The fictitious King Tut curse has long had an appeal for nearly everyone, but it's never been adapted to film in any effective way. Despite it's fairy-tale status, or possibly because of, it's a tailor-made story for the screen, big or little, but this TV-movie is a complete failure.

The cast, mostly effective and the best thing about the production, does as good of a job as they can with the dreadful script and complete lack of effective location filming. If they truly did film this in Egypt and England, the director should be shot because of the lackluster scenery he chose. Except for a few scenes, it looks like it was done on a backlot. This story is filled with good dramatic potential, but the scriptwriters took advantage of none of that, or the history behind Carter and his years in Egypt, nothing that could have elevated this beyond the usual TV dreck.

Robin Ellis is a good enough actor, but he had no business being cast as Howard Carter. That is one of the major flaws; he is simply unbelievable as Carter since he doesn't seem to care one way or another about the tomb. Harry Andrews does better as Carnarvon; he exudes the correct air of privilege. Eva Marie Saint is completely wasted and also completely unnecessary to the story, and seriously gets in the way. Tom Baker plays an Egyptian in his usual compelling manner, and could be called the standout of the cast.

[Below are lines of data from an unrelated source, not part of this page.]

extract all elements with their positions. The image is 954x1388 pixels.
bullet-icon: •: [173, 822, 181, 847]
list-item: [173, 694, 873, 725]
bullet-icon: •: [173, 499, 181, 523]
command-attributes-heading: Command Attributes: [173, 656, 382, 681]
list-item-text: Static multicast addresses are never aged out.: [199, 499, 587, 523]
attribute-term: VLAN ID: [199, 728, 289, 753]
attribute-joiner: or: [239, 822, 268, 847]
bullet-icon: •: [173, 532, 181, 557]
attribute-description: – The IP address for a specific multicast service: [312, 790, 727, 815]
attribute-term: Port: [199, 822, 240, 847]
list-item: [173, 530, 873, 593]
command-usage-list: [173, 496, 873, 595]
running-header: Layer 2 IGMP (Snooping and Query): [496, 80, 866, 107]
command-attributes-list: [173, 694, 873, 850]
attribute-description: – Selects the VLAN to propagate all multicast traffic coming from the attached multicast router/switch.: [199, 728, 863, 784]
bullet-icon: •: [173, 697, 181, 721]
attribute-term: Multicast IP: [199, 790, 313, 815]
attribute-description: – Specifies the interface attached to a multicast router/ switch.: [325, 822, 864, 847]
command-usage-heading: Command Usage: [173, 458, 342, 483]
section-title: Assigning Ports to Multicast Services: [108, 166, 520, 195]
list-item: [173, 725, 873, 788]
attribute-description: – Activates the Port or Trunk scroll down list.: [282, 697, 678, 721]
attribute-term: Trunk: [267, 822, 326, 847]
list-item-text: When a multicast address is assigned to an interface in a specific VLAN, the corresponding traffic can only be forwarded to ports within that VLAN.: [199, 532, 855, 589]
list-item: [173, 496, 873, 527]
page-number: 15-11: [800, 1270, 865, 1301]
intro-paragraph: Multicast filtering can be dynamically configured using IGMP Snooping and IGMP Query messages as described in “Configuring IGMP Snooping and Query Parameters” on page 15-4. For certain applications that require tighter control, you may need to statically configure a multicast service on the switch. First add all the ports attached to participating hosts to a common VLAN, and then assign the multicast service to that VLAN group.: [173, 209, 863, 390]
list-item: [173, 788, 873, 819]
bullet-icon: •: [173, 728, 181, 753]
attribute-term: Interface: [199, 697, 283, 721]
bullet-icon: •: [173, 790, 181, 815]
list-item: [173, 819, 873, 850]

That's not saying much since the mummy case is a better actor than most of the cast; perhaps the director could only identify with a slab of wood.

The single worst aspect of this film are the artifacts themselves. If they were going to do this, they should have made quality copies. The priceless treasures from the tomb are important to the story and you can't make bad copies; it shows too glaringly that they ARE copies. The propman must have gone out to a kindergarten class and had them do the papier mache' work; for 5 year-olds it would have been good, but for a production studio to manufacture something that bad is beyond belief or explanation.

If you must watch something on the Curse of King Tutankhamen's Tomb, find the "In Search of..." episode that deals with it; it's not great, but at least it's shorter.